Kekuasaan, Antara Amanah dan Ambisi
Di bawah sistem sekuler yang mencampakkan aturan agama (syariat Islam), sebagaimana di negeri ini, kekuasaan benar-benar telah menimbulkan fitnah. Banyak orang berlomba-lomba meraih dan atau mempertahankan kekuasaan. Segala cara digunakan. Tanpa peduli halal dan haram. Kekuasaan lebih banyak dijadikan alat untuk kepentingan sendiri dan golongan.
Sebaliknya, kepentingan dan kemaslahatan rakyat sering diabaikan dan ditinggalkan. Ambisi kekuasaan merupakan bagian dari keinginan hawa nafsu. Memang wajar ambisi itu muncul, namun bukan berarti harus dituruti.
Islam mengajarkan bahwa hawa nafsu harus ditata dan dikendalikan sesuai petunjuk Allah SWT. Sebab, hawa nafsu itu sering memerintahkan pada keburukan. Rosul SAW bersabda : “Sungguh kalian akan berambisi terhadap kepemimpinan (kekuasaan), sementara kepemimpinan (kekuasaan) itu akan menjadi penyesalan dan kerugian pada Hari Kiamat kelak. Alangkah baiknya permulaannya dan alangkah buruknya kesudahannya.” (HR al-Bukhari, an-Nasa’i, dan Ahmad)
Berdasarkan hadis tersebut, kekuasaan dan jabatan itu jelas merupakan amanah. Amanah kekuasaan atau jabatan itu benar-benar akan menjadi penyesalan dan kerugian di akhirat kelak bagi pemangkunya; kecuali jika dia berlaku adil, mendapatkan kekuasaan dengan benar serta menunaikan kekuasaannya dengan amanah.
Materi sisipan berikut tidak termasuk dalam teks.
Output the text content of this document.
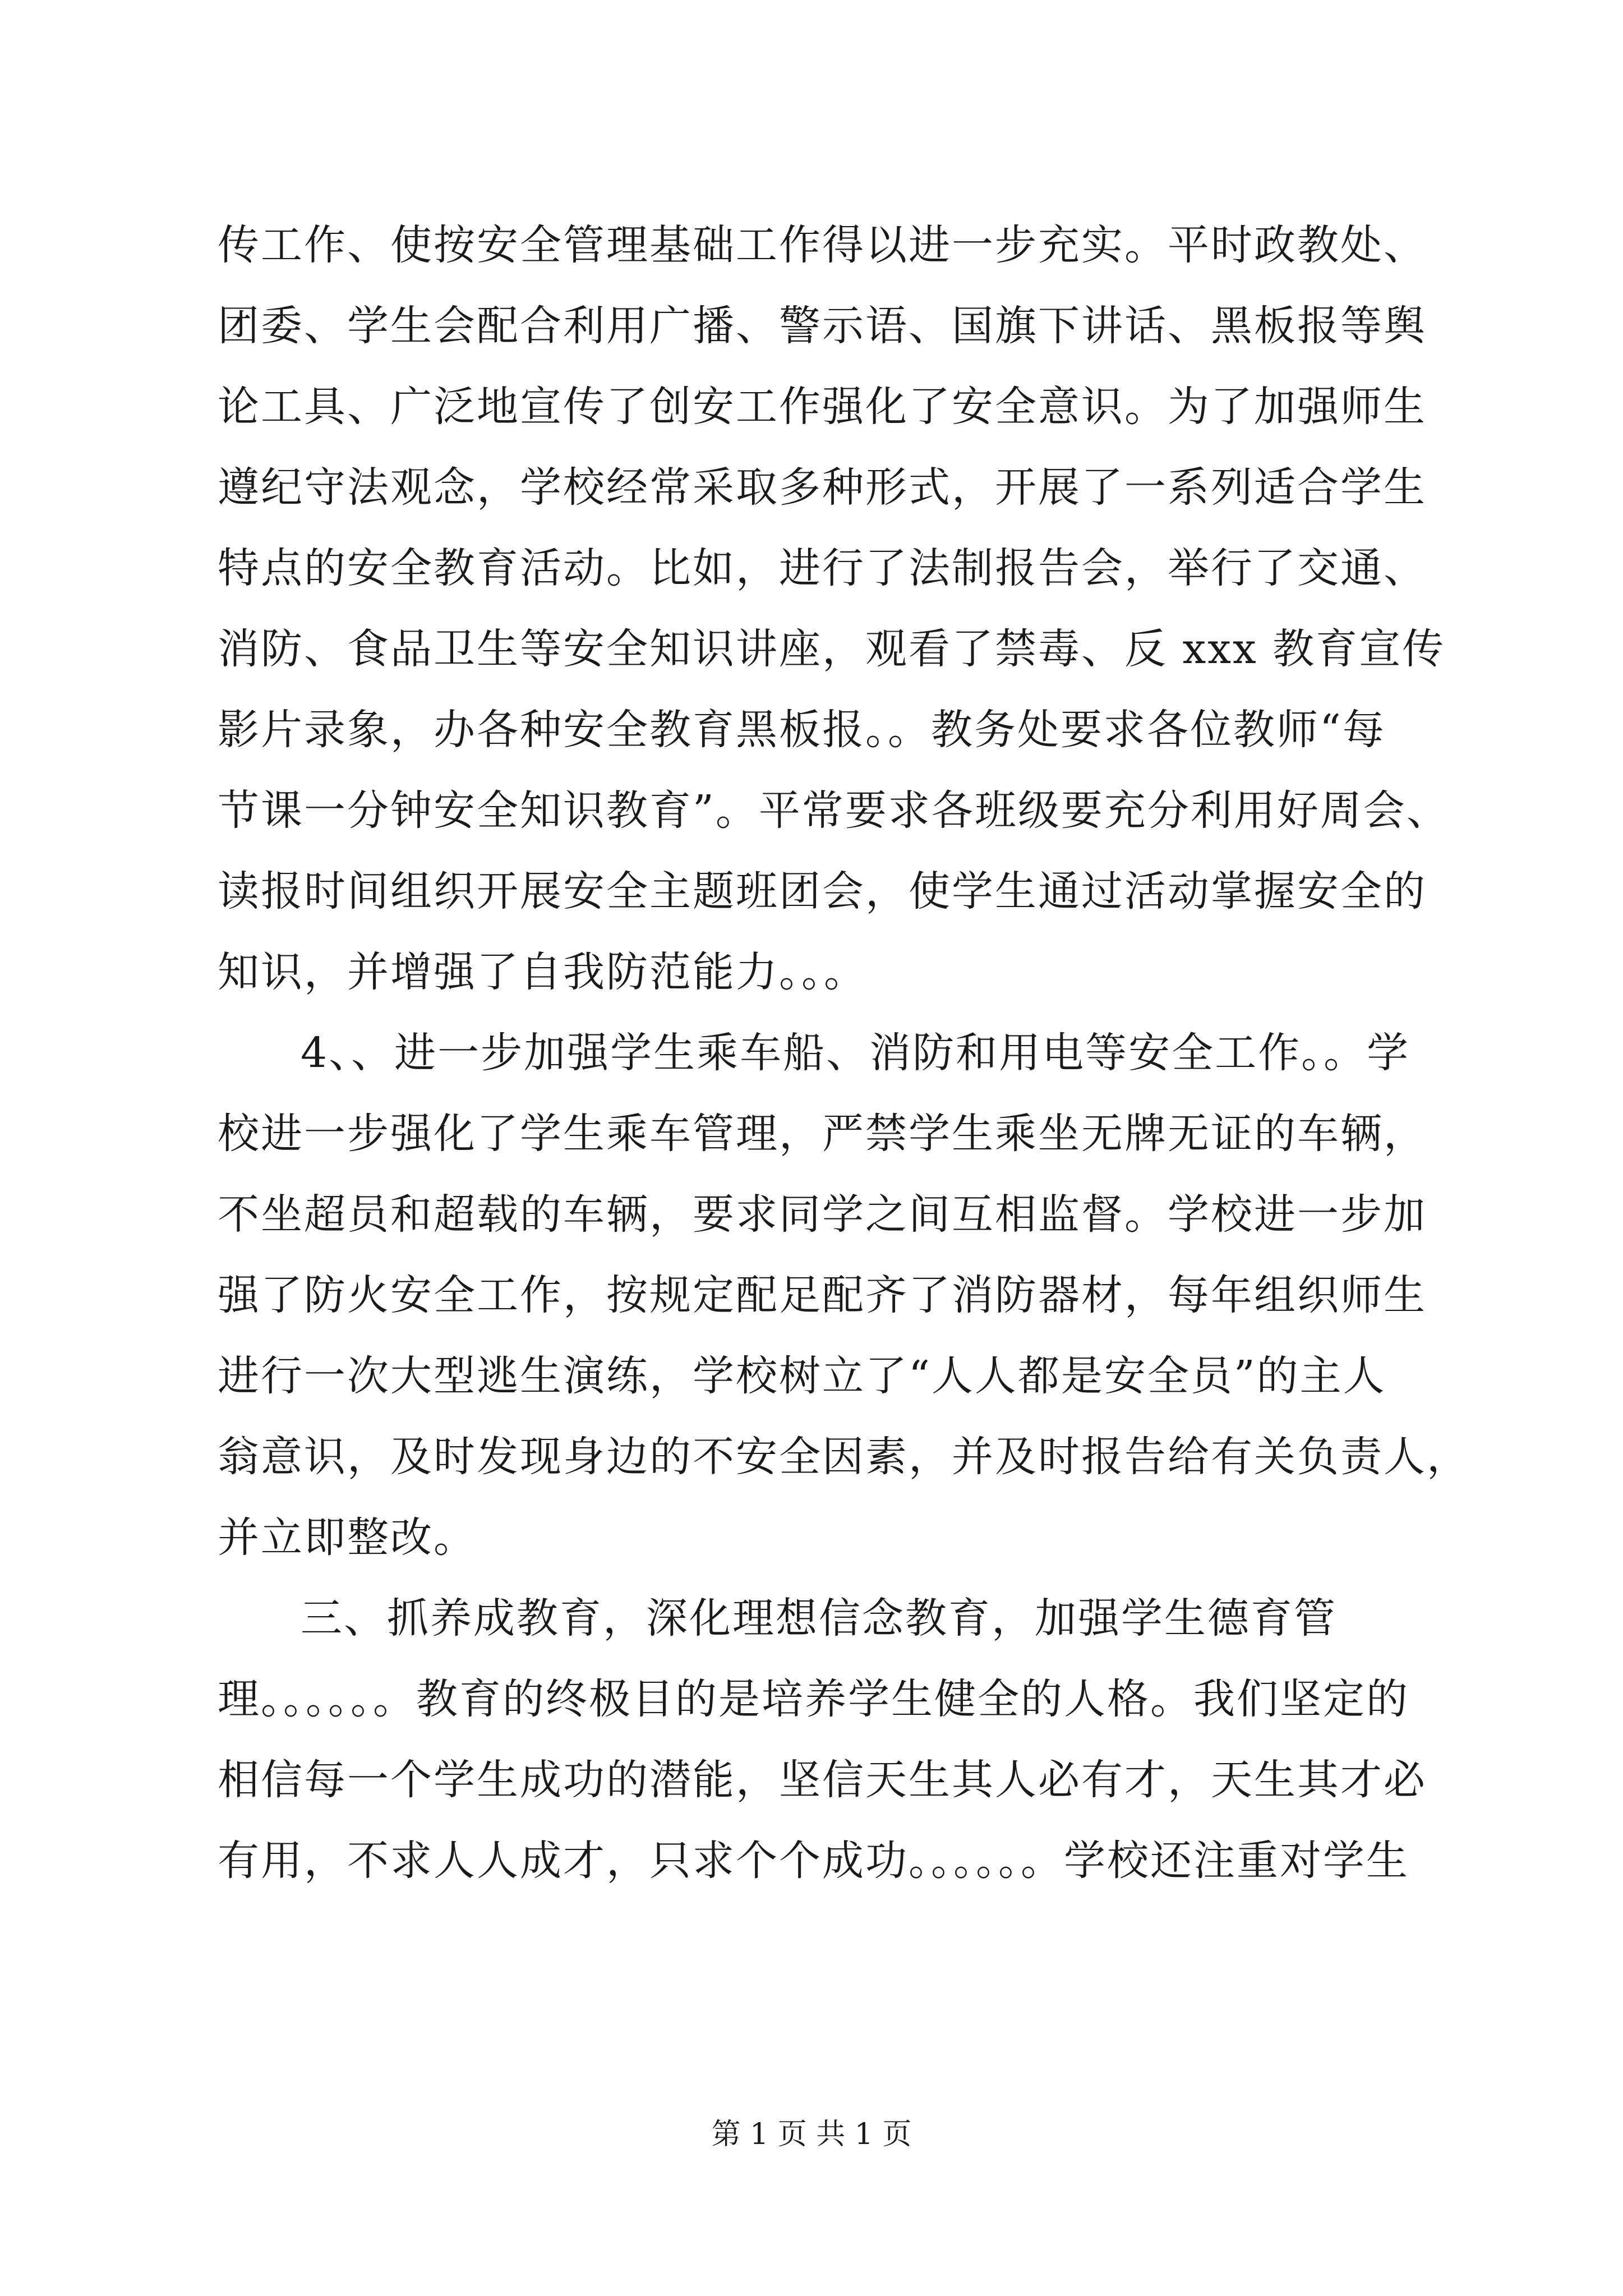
传工作、使按安全管理基础工作得以进一步充实。平时政教处、
团委、学生会配合利用广播、警示语、国旗下讲话、黑板报等舆
论工具、广泛地宣传了创安工作强化了安全意识。为了加强师生
遵纪守法观念，学校经常采取多种形式，开展了一系列适合学生
特点的安全教育活动。比如，进行了法制报告会，举行了交通、
消防、食品卫生等安全知识讲座，观看了禁毒、反 xxx 教育宣传
影片录象，办各种安全教育黑板报。。教务处要求各位教师“每
节课一分钟安全知识教育”。平常要求各班级要充分利用好周会、
读报时间组织开展安全主题班团会，使学生通过活动掌握安全的
知识，并增强了自我防范能力。。。
4、、进一步加强学生乘车船、消防和用电等安全工作。。学
校进一步强化了学生乘车管理，严禁学生乘坐无牌无证的车辆，
不坐超员和超载的车辆，要求同学之间互相监督。学校进一步加
强了防火安全工作，按规定配足配齐了消防器材，每年组织师生
进行一次大型逃生演练，学校树立了“人人都是安全员”的主人
翁意识，及时发现身边的不安全因素，并及时报告给有关负责人，
并立即整改。
三、抓养成教育，深化理想信念教育，加强学生德育管
理。。。。。。教育的终极目的是培养学生健全的人格。我们坚定的
相信每一个学生成功的潜能，坚信天生其人必有才，天生其才必
有用，不求人人成才，只求个个成功。。。。。。学校还注重对学生
第 1 页 共 1 页
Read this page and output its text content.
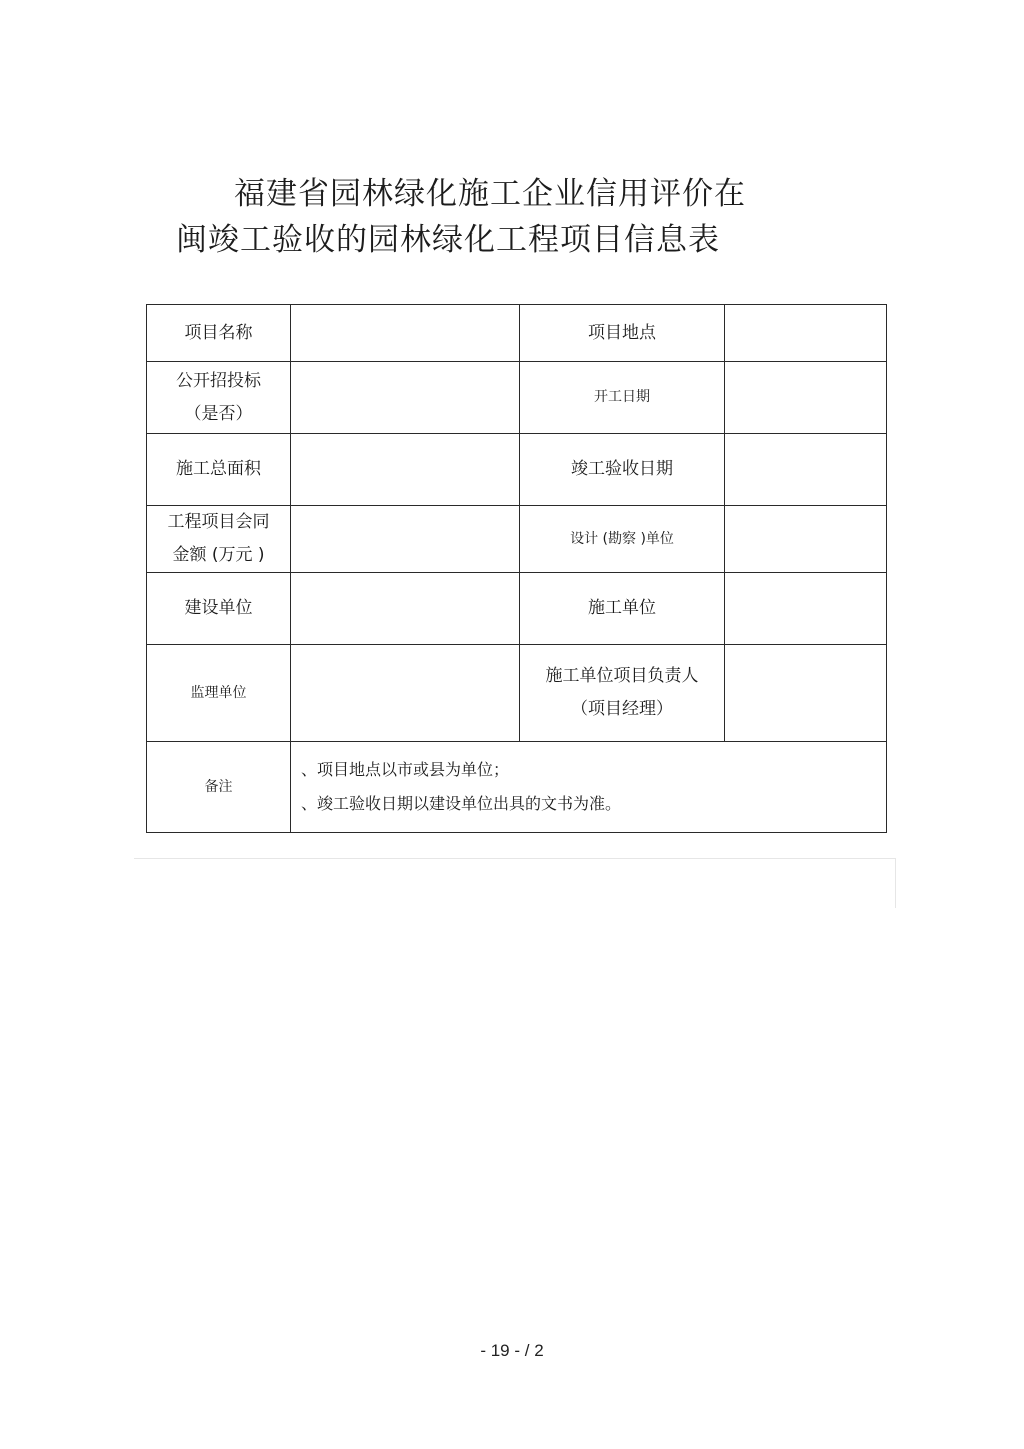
福建省园林绿化施工企业信用评价在
闽竣工验收的园林绿化工程项目信息表
项目名称		项目地点	

公开招投标
（是否）		开工日期	

施工总面积		竣工验收日期	

工程项目会同
金额 (万元 )		设计 (勘察 )单位	

建设单位		施工单位	

监理单位		施工单位项目负责人
（项目经理）	

备注	、项目地点以市或县为单位；
、竣工验收日期以建设单位出具的文书为准。		
- 19 - / 2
Oleh karena itu seharusnya penguasa hari ini bukan hanya fokus bagaimana mempertahankan jabatannya namun harus memperhatikan bagaimana seharusnya memiliki dua sifat sebagai pemimpin yang adil. Yaitu, pertama: Menjalankan hukum-hukum Allah Swt. dalam pelaksanaan ibadah, muamalah, hukum-hukum ekonomi Islam (tentang kepemilikan, pengelolaan kekayaan milik umum, keuangan negara), hukum peradilan dan pidana Islam (hudud, jinayat, ta’zir maupun mukhalafat), hukum-hukum politik luar negeri; dan sebagainya.
Kedua: Menunaikan amanah ri’âyah, yakni memelihara semua urusan umat seperti menjamin pemenuhan kebutuhan pokok (sandang, pangan, papan bagi tiap individu warga negara); menjamin pemenuhan pendidikan, kesehatan dan keamanan secara cuma-cuma; serta melindungi rakyat dari berbagai gangguan dan ancaman.
Alhasil, kekuasaan harus diorientasikan untuk melayani rakyat semata, dan hal ini hanya akan terwujud jika kekuasaan itu menerapkan syariat Islam secara total, memelihara urusan dan kemaslahatan rakyat, menjaga syariat Islam dan melindungi rakyat. Kekuasaan semacam inilah yang harus diwujudkan oleh kaum Muslim semuanya. Dengan itu kekuasaan akan menjadi kebaikan dan mendatangkan keberkahan bagi semua. Wallâhu a’lam bi ash-shawâb. (*)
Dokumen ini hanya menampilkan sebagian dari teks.